When offered dried yak, you should take a sharp knife and shave thin slices. These are really quite delicious. The deep fried dough fritters (droju or kaseh) are nice when fresh, but to be avoided when stale. When eating tsampa, try to get a large bowl and underfill it--this will minimize embarrassing spillover during kneeding.
Many families keep separate washbasins for face and feet; it would be a major faux pas to mix them up. If the family has to fetch water from a far distance, be modest in your consumption. Don't put trash in the fire. You may wish to go out and bathe in a nearby stream; however Tibetans do not normally do this except during the peak of summer. They expect--and will be quite happy--to heat some water on the stove for you to wash with.
If you stay in, or visit, a Tibetan home, the family will usually refuse cash payment of any kind, but they would love to have a souvenir of your stay. If you have picked up a khata (ceremonial silk scarf) somewhere along your journey, it's nice to present it to your hosts. It's a good idea to have a stock of small items to give away; see the FAQ for some suggestions.
Begging
Those you have traveled around the heavily-touristed Lhasa region have seen the results of misplaced generosity to kids. In a short time, children come to think of foreigners not as honored visitors to be respected, but as sources of freebies to be pestered into submission. Giving things to children encourages them to be aggressive, to disrespect foreigners, and to skip school. If you want to give pens, candy, and the like to children, we strongly urge you to find a responsible adult (such as a teacher) who will distribute them equitably. We would not like to see Tibetan parents sending their children out to beg for the family, or purposely mutilating them to make them more pitiable.
The same reasoning applies to monks.
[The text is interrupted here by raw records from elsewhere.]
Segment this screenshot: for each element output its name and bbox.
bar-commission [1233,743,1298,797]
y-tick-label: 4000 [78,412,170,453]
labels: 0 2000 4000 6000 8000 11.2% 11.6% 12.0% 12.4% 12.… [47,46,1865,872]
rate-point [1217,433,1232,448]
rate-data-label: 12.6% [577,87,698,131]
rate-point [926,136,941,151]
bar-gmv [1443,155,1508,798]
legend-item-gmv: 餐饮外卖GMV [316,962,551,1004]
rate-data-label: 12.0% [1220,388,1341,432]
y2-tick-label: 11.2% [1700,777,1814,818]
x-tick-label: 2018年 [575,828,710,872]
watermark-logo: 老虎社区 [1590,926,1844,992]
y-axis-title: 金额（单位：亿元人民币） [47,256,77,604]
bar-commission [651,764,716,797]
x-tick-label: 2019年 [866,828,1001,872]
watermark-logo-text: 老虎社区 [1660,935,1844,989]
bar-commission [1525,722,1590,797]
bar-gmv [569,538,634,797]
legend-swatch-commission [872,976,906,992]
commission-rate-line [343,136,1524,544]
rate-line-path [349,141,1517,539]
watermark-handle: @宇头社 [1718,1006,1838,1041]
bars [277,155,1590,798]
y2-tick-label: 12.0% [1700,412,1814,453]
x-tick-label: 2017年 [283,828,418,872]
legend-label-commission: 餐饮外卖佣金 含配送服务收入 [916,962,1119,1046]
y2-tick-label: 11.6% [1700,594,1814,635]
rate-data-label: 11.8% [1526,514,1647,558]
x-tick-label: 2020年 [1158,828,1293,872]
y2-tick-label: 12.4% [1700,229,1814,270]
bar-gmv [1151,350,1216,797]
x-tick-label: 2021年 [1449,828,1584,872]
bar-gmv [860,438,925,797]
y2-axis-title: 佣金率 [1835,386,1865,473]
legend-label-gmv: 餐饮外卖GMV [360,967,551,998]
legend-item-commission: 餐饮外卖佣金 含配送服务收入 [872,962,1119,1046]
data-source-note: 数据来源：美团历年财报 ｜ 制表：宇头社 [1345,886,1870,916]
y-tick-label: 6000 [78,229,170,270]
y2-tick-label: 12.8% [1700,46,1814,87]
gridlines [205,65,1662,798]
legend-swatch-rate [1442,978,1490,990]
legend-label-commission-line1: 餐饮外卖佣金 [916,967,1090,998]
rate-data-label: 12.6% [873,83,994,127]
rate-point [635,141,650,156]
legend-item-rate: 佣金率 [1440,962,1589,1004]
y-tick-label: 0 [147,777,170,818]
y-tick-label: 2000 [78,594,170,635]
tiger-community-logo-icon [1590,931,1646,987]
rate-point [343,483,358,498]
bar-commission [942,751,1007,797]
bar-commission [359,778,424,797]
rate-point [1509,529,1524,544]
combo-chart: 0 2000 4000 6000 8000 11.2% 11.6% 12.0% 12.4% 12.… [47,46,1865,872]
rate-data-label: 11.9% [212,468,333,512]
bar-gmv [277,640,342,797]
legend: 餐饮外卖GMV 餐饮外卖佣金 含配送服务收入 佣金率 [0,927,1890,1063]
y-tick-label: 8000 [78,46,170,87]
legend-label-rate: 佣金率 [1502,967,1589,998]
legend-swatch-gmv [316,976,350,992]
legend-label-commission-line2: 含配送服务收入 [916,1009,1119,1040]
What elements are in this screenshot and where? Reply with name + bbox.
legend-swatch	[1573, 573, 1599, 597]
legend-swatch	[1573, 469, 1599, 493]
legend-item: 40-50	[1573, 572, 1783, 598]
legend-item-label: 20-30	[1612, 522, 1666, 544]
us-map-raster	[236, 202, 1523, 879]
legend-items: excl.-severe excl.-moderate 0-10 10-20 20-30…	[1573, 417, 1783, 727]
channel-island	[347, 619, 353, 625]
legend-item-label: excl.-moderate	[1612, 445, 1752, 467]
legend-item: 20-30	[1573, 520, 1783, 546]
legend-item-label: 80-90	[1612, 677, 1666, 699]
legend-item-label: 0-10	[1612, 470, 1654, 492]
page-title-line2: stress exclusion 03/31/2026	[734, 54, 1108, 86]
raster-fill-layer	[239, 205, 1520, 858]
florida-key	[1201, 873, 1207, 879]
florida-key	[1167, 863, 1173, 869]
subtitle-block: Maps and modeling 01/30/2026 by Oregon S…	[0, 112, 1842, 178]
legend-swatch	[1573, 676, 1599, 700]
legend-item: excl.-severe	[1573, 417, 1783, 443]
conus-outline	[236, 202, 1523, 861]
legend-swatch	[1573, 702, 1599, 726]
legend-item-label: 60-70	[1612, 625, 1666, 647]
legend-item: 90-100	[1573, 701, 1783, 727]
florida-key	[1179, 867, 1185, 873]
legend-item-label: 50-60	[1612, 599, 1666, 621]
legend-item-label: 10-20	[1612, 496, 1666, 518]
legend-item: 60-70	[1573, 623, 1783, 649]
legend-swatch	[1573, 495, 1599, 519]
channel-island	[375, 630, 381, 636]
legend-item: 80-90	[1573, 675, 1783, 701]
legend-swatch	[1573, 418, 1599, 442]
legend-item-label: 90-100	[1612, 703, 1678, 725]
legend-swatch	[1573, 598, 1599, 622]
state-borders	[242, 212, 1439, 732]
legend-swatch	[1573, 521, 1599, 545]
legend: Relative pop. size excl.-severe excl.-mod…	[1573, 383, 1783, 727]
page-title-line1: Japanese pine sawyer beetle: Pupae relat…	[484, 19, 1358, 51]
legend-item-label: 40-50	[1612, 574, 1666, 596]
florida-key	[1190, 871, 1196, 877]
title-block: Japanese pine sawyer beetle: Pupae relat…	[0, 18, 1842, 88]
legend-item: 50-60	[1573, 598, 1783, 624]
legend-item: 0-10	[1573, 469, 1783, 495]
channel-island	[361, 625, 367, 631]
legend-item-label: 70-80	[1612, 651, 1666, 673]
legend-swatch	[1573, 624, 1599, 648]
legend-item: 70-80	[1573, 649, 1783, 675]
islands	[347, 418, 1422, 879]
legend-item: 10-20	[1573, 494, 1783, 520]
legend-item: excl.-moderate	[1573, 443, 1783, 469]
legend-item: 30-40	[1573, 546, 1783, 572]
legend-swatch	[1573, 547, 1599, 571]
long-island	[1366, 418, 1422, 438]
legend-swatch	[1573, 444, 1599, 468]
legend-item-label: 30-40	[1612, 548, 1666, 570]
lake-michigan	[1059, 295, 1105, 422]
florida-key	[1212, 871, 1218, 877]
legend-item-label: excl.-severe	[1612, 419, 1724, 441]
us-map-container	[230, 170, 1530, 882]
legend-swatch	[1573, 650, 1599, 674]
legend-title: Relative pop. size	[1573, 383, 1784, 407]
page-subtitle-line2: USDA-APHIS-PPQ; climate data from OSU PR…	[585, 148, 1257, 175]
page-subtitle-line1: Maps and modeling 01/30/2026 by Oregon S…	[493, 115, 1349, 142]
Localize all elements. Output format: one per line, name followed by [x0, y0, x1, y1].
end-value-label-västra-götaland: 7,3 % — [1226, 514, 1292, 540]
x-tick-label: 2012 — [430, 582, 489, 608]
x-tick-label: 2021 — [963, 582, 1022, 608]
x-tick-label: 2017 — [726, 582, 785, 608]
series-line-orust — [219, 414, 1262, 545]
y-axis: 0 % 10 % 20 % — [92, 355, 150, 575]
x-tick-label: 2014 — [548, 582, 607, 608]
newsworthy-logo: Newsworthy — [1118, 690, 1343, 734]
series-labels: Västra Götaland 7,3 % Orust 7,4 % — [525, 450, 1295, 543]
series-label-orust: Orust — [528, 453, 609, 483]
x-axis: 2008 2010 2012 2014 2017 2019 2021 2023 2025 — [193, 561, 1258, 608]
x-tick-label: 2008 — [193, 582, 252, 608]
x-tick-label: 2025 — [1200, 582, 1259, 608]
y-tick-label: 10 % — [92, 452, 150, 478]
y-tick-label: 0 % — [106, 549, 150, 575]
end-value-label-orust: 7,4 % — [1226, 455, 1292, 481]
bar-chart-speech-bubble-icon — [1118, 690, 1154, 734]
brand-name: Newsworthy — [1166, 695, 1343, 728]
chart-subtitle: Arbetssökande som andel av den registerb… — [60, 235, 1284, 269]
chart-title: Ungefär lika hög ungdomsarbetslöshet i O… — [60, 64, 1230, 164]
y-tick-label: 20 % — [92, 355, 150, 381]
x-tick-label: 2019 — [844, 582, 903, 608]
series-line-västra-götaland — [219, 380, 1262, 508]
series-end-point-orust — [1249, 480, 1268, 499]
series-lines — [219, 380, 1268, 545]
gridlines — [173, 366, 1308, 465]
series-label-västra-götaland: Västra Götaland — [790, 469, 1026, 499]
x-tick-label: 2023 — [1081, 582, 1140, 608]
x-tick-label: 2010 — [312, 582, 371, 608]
According to the economic system practiced by most monasteries, there is no need for monks to beg to support themselves. Those monks who you see with begging bowls are probably free-lancers, or opportunists. If you want to support and encourage the practice of Buddhism, give to monasteries, not individual monks.
We do encourage you to give to adult, lay beggars. China offers no safety net for the destitute, and often begging is their only way to survive.
Other
Tibetans don't engage in public displays of affection, so you shouldn't either. Don't wear shorts or go barefoot. Keep expensive gear covered up when not in use. Ask permission before taking people's photographs.